A comunicação escrita necessita de um retorno do
interlocutor que,
ao contrário do que ocorre na comunicação
falada, estabelece uma
relação indireta com o escritor. Esse retorno diz
respeito à compreensão
do texto, que se dá por meio da sua interpretação,
que tem relação direta
com a qualidade da produção no que diz respeito a
sua estrutura, ao seu
conteúdo e à sua qualidade expressiva.
A aprendizagem da língua falada é um processo natural,
que é estimulado
desde cedo pelas pessoas que nos cercam. A língua escrita,
ao
contrário, não é aprendida através
do mesmo processo. Utilizando-se
uma analogia, podemos dizer que, assim como acontece quando fazemos
algum esporte, a aprendizagem da língua escrita somente
pode ser
aperfeiçoada por meio de treinos e orientação
constantes. Por essa razão,
o ensino de Leitura e Produção de Textos deve ser
devidamente
trabalhado em sala de aula.
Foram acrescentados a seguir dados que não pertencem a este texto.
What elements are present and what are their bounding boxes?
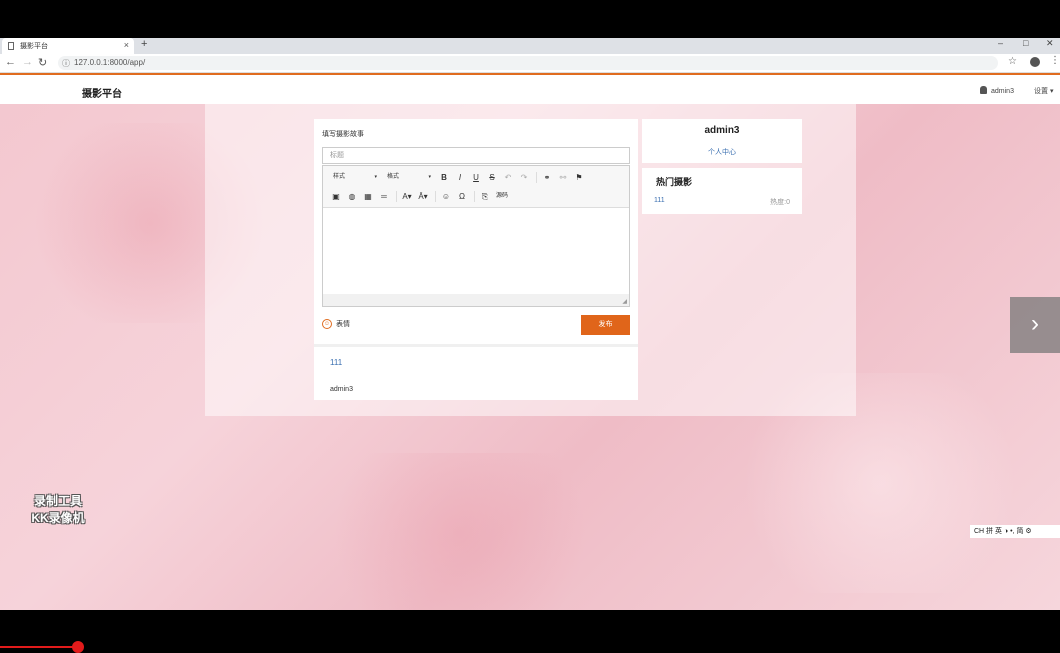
reload-icon[interactable]: ↻ [38, 56, 47, 69]
post-title-link[interactable]: 111 [330, 358, 342, 367]
hot-photography-heading: 热门摄影 [656, 177, 693, 187]
chevron-down-icon: ▾ [374, 173, 377, 180]
publish-button[interactable]: 发布 [581, 315, 630, 335]
story-editor-card: 填写摄影故事 标题 样式 ▾ 格式 ▾ B I U S ↶ ↷ ⚭ ⚯ ⚑ ▣ … [314, 119, 638, 347]
hot-item-link[interactable]: 111 [654, 197, 665, 204]
user-name: admin3 [991, 88, 1014, 95]
page-icon [8, 42, 14, 50]
background-color-icon[interactable]: Ā▾ [416, 190, 430, 203]
source-icon[interactable]: ⎘ [478, 190, 492, 203]
new-tab-button[interactable]: + [141, 38, 147, 50]
special-char-omega-icon[interactable]: Ω [455, 190, 469, 203]
editor-content-area[interactable] [323, 208, 629, 294]
anchor-flag-icon[interactable]: ⚑ [572, 171, 586, 184]
format-combo-label: 格式 [387, 173, 400, 180]
video-progress-bar [0, 646, 80, 648]
video-progress-handle[interactable] [72, 641, 84, 653]
undo-icon[interactable]: ↶ [501, 171, 515, 184]
image-icon[interactable]: ▣ [329, 190, 343, 203]
address-bar: ← → ↻ ⓘ 127.0.0.1:8000/app/ ☆ ⋮ [0, 54, 1060, 73]
editor-status-bar: ◢ [323, 294, 629, 306]
recorder-watermark: 录制工具 KK录像机 [18, 493, 98, 527]
emoji-button[interactable]: ☺ 表情 [322, 319, 350, 329]
next-arrow-button[interactable]: › [1010, 297, 1060, 353]
chevron-down-icon: ▾ [428, 173, 431, 180]
browser-tab-strip: 摄影平台 × + – □ ✕ [0, 38, 1060, 54]
profile-username: admin3 [704, 125, 740, 136]
bookmark-star-icon[interactable]: ☆ [1008, 56, 1017, 67]
smiley-icon[interactable]: ☺ [439, 190, 453, 203]
toolbar-separator [435, 190, 436, 202]
toolbar-separator [474, 190, 475, 202]
title-input[interactable]: 标题 [322, 147, 630, 164]
user-profile-card: admin3 个人中心 [642, 119, 802, 163]
toolbar-row: ▣ ◍ ▦ ═ A▾ Ā▾ ☺ Ω ⎘ 源码 [329, 188, 508, 204]
styles-combo-label: 样式 [333, 173, 346, 180]
emoji-label: 表情 [336, 321, 350, 328]
watermark-line: KK录像机 [31, 511, 85, 525]
top-navbar: 摄影平台 admin3 设置 ▾ [0, 73, 1060, 104]
minimize-button[interactable]: – [998, 38, 1003, 48]
info-icon: ⓘ [62, 59, 70, 68]
italic-icon[interactable]: I [453, 171, 467, 184]
window-close-button[interactable]: ✕ [1046, 38, 1054, 49]
editor-label: 填写摄影故事 [322, 131, 364, 138]
main-container: 填写摄影故事 标题 样式 ▾ 格式 ▾ B I U S ↶ ↷ ⚭ ⚯ ⚑ ▣ … [205, 104, 856, 416]
hot-item-heat: 热度:0 [770, 199, 790, 206]
toolbar-row: 样式 ▾ 格式 ▾ B I U S ↶ ↷ ⚭ ⚯ ⚑ [329, 169, 588, 185]
horizontal-line-icon[interactable]: ═ [377, 190, 391, 203]
text-color-icon[interactable]: A▾ [400, 190, 414, 203]
profile-avatar-icon[interactable] [1030, 57, 1040, 67]
toolbar-separator [396, 190, 397, 202]
styles-combo[interactable]: 样式 ▾ [329, 172, 379, 183]
back-arrow-icon[interactable]: ← [5, 56, 16, 68]
hot-photography-card: 热门摄影 111 热度:0 [642, 168, 802, 214]
ime-toolbar[interactable]: CH 拼 英 ◑ •, 简 ⚙ [970, 525, 1060, 538]
settings-dropdown[interactable]: 设置 ▾ [1034, 86, 1053, 96]
underline-icon[interactable]: U [469, 171, 483, 184]
link-icon[interactable]: ⚭ [540, 171, 554, 184]
post-item: 111 admin3 [314, 344, 638, 400]
unlink-icon[interactable]: ⚯ [556, 171, 570, 184]
post-author: admin3 [330, 386, 353, 393]
browser-menu-icon[interactable]: ⋮ [1050, 55, 1060, 66]
url-text: 127.0.0.1:8000/app/ [74, 58, 146, 67]
user-icon [980, 86, 987, 94]
tab-close-button[interactable]: × [124, 40, 129, 50]
background-texture [300, 453, 620, 610]
maximize-button[interactable]: □ [1023, 38, 1028, 48]
tab-title: 摄影平台 [20, 43, 48, 50]
url-field[interactable]: ⓘ 127.0.0.1:8000/app/ [58, 56, 998, 70]
bold-icon[interactable]: B [437, 171, 451, 184]
table-icon[interactable]: ▦ [361, 190, 375, 203]
editor-toolbar: 样式 ▾ 格式 ▾ B I U S ↶ ↷ ⚭ ⚯ ⚑ ▣ ◍ ▦ ═ A▾ Ā… [323, 166, 629, 208]
smiley-face-icon: ☺ [322, 319, 332, 329]
flash-icon[interactable]: ◍ [345, 190, 359, 203]
redo-icon[interactable]: ↷ [517, 171, 531, 184]
screen: 摄影平台 × + – □ ✕ ← → ↻ ⓘ 127.0.0.1:8000/ap… [0, 0, 1060, 653]
toolbar-separator [536, 171, 537, 183]
rich-text-editor: 样式 ▾ 格式 ▾ B I U S ↶ ↷ ⚭ ⚯ ⚑ ▣ ◍ ▦ ═ A▾ Ā… [322, 165, 630, 307]
personal-center-link[interactable]: 个人中心 [642, 147, 802, 157]
user-menu[interactable]: admin3 [980, 86, 1014, 95]
web-page: 摄影平台 admin3 设置 ▾ 填写摄影故事 标题 样式 ▾ 格式 ▾ B I [0, 73, 1060, 610]
resize-handle-icon[interactable]: ◢ [622, 298, 627, 305]
browser-tab[interactable]: 摄影平台 × [2, 38, 134, 54]
strikethrough-icon[interactable]: S [485, 171, 499, 184]
source-button-label[interactable]: 源码 [496, 190, 508, 203]
forward-arrow-icon[interactable]: → [22, 56, 33, 68]
watermark-line: 录制工具 [33, 494, 82, 508]
format-combo[interactable]: 格式 ▾ [383, 172, 433, 183]
site-brand[interactable]: 摄影平台 [82, 85, 122, 100]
É somente através de
acompanhamento e de
exercícios regulares que será possível se
ter um bom domínio da habilidade
escrita.
É
preciso que as produções dos alunos sejam socializadas,
isto é, os
colegas devem ter acesso aos textos uns dos outros. Quando só o
professor
assume o papel de interlocutor, a única habilidade que o
educando
desenvolverá será a escrita de textos para o professor
e, assim,
sua aptidão será limitada à produção
de textos para apenas um tipo de
leitor.
Frente à legislação vigente, que permite um
número elevado de
alunos por turma, torna-se inviável um trabalho qualitativo
em que os
textos sejam socializados. Em salas de aula desse tipo, é impossível
que
cada aluno desenvolva suas potencialidades e habilidades relacionadas à
produção escrita, pois não lhe é oferecido
um ambiente adequado,
no qual possa compartilhar seus textos e ter retorno do seu
interlocutor para poder aperfeiçoá-los por meio das
críticas do professor
e, inclusive, dos seus colegas. O ambiente ideal para o trabalho
com
Produção de Textos é um local onde o aluno
possa falar, pois esse deve
ser o objetivo do professor: estimular o aluno a produzir conhecimento
e
compartilhá-lo com as outras pessoas. E como, em um contexto
escolar
desfavorável, todos os alunos poderão expor seus
textos e falar
sobre eles?
A linguagem escrita tomou uma proporção tamanha com
o advento
da Internet. Assim, podemos imaginar que essa habilidade se tornará imprescindível para praticamente todas as áreas de
atuação profissional
e, também, para a formação de um cidadão
inteirado com o mundo
contemporâneo. Portanto, levando em consideração
as evidentes diferenças
entre língua falada e língua escrita, já apontadas
por Oswald de
Andrade, não podemos ignorar que, em função
da necessidade de se
dar uma atenção especial ao trabalho com a língua
escrita (que é muito
menos praticada do que a língua falada), deve ser compromisso
de
toda a sociedade batalhar por uma sala de aula condizente com as
necessidades de nossos alunos. A Leitura e a Produção
Textual realizadas
por nossos estudantes merecem um espaço para um trabalho
de
qualidade.
* Mestre em Teoria e Análise Lingüística
pela Ufrgs e professora de Língua Portuguesa e Produção
de
Textos no Colégio Maria Auxiliadora.
** Mestre em Literatura Comparada pela Ufrgs e professora do
Colégio La Salle Canoas.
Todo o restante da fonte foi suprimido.